🟥 Suspension de contrat pour refus de vaccination : la Cour de cassation tranche en faveur de l’employeur

La Cour de cassation a confirmé la suspension du contrat de travail d’une salariée d’une résidence pour personnes âgées en raison de son refus de se conformer à l’obligation vaccinale contre la Covid-19. Cette affaire illustre la conciliation des libertés individuelles avec les impératifs de santé publique.


Rappel du contexte légal

La loi n°2021-1040 du 5 août 2021 impose la vaccination contre la Covid-19 aux professionnels travaillant dans certains établissements sociaux et médico-sociaux, sauf contre-indication médicale reconnue. L’article 14 de cette loi prévoit :

  • Une obligation pour l’employeur d’informer les salariés des conséquences d’un refus de vaccination.
  • La possibilité pour le salarié d’utiliser des congés ou des repos conventionnels.
  • À défaut de régularisation, la suspension du contrat de travail, entraînant une interruption de la rémunération sans assimilation de cette période à du temps de travail effectif.

Cependant, le salarié conserve certaines garanties, comme la protection sociale complémentaire souscrite.


Les faits de l’affaire

Une salariée employée dans une résidence pour personnes âgées a refusé de se faire vacciner. Conformément à la législation, son contrat de travail a été suspendu et son salaire interrompu. Contestant ces mesures, elle a porté l’affaire devant les juridictions, arguant que ses droits fondamentaux avaient été violés.

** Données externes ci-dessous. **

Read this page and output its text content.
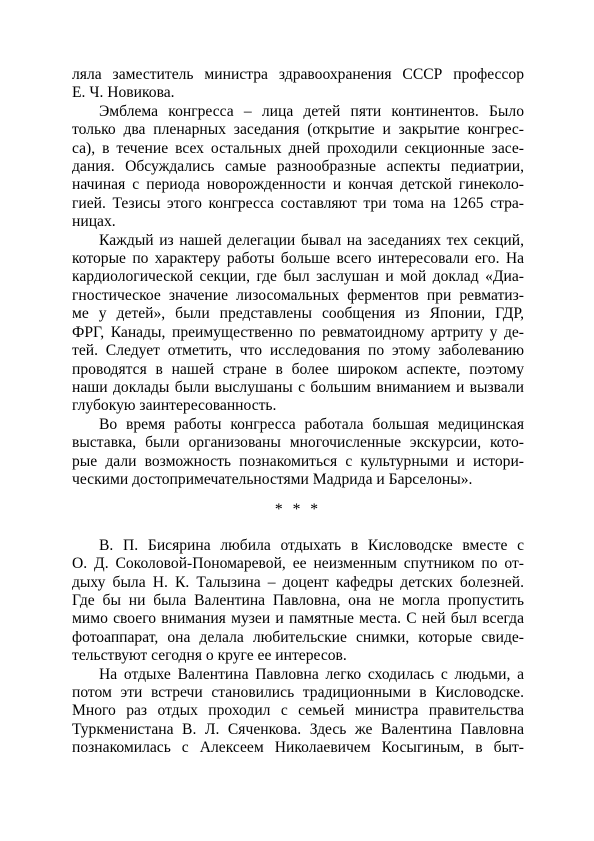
ляла заместитель министра здравоохранения СССР профессор

Е. Ч. Новикова.

Эмблема конгресса – лица детей пяти континентов. Было

только два пленарных заседания (открытие и закрытие конгрес-

са), в течение всех остальных дней проходили секционные засе-

дания. Обсуждались самые разнообразные аспекты педиатрии,

начиная с периода новорожденности и кончая детской гинеколо-

гией. Тезисы этого конгресса составляют три тома на 1265 стра-

ницах.

Каждый из нашей делегации бывал на заседаниях тех секций,

которые по характеру работы больше всего интересовали его. На

кардиологической секции, где был заслушан и мой доклад «Диа-

гностическое значение лизосомальных ферментов при ревматиз-

ме у детей», были представлены сообщения из Японии, ГДР,

ФРГ, Канады, преимущественно по ревматоидному артриту у де-

тей. Следует отметить, что исследования по этому заболеванию

проводятся в нашей стране в более широком аспекте, поэтому

наши доклады были выслушаны с большим вниманием и вызвали

глубокую заинтересованность.

Во время работы конгресса работала большая медицинская

выставка, были организованы многочисленные экскурсии, кото-

рые дали возможность познакомиться с культурными и истори-

ческими достопримечательностями Мадрида и Барселоны».

* * *

В. П. Бисярина любила отдыхать в Кисловодске вместе с

О. Д. Соколовой-Пономаревой, ее неизменным спутником по от-

дыху была Н. К. Талызина – доцент кафедры детских болезней.

Где бы ни была Валентина Павловна, она не могла пропустить

мимо своего внимания музеи и памятные места. С ней был всегда

фотоаппарат, она делала любительские снимки, которые свиде-

тельствуют сегодня о круге ее интересов.

На отдыхе Валентина Павловна легко сходилась с людьми, а

потом эти встречи становились традиционными в Кисловодске.

Много раз отдых проходил с семьей министра правительства

Туркменистана В. Л. Сяченкова. Здесь же Валентина Павловна

познакомилась с Алексеем Николаевичем Косыгиным, в быт-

Arguments de la salariée rejetés par la Cour de cassation

La salariée a soulevé plusieurs griefs, notamment :

  1. Atteinte à la liberté d’opinion
    Elle invoquait une violation de l’article 10§1 de la Convention européenne des droits de l’homme (ConvEDH), affirmant que son refus reposait sur des convictions critiques à l’égard de la vaccination.
    Réponse de la Cour : La vaccination repose sur des données médicales et scientifiques, et l’opinion personnelle de la salariée ne constitue pas une conviction suffisamment forte au sens de l’article 9 ConvEDH.
  2. Atteinte à la vie privée
    Elle avançait que la suspension de son contrat portait atteinte à sa vie privée et familiale (art. 8§1 ConvEDH).
    Réponse de la Cour : L’ingérence est proportionnée et justifiée par l’objectif de santé publique et de protection des personnes vulnérables.
  3. Atteinte à la dignité et à la santé
    Elle soutenait que l’obligation vaccinale était attentatoire à sa dignité et à son droit à la santé.
    Réponse de la Cour : La vaccination visait à garantir la sécurité sanitaire, un objectif légitime et nécessaire pour permettre l’exécution de son travail.
  4. Discrimination
    Elle dénonçait une discrimination liée à une différence de traitement injustifiée entre les salariés vaccinés et non vaccinés.
    Réponse de la Cour : La loi s’applique à tous les salariés du secteur concerné sans distinction, ce qui garantit égalité et efficacité dans la lutte contre la propagation du virus.
  5. Atteinte au respect des biens
    Elle estimait que la suspension du salaire violait son droit au respect des biens (art. 1 du Protocole n°1 ConvEDH).
    Réponse de la Cour : La rémunération est conditionnée à l’exécution du travail. En l’absence d’activité, son interruption est conforme à la législation.

Décision finale : rejet du pourvoi

La Cour de cassation a confirmé les décisions des juridictions inférieures. La suspension du contrat et l’interruption du salaire ne constituaient pas une violation manifeste des droits fondamentaux, mais un équilibre proportionné entre les intérêts de santé publique et les libertés individuelles.

Elle s’appuie notamment sur un arrêt de la CourEDH (Vavricka et autres c. République tchèque, 8 avril 2021), qui valide le principe d’une vaccination obligatoire en cas de besoin de santé publique et juge que des avis critiques ne suffisent pas à invoquer les garanties de l’article 9 ConvEDH.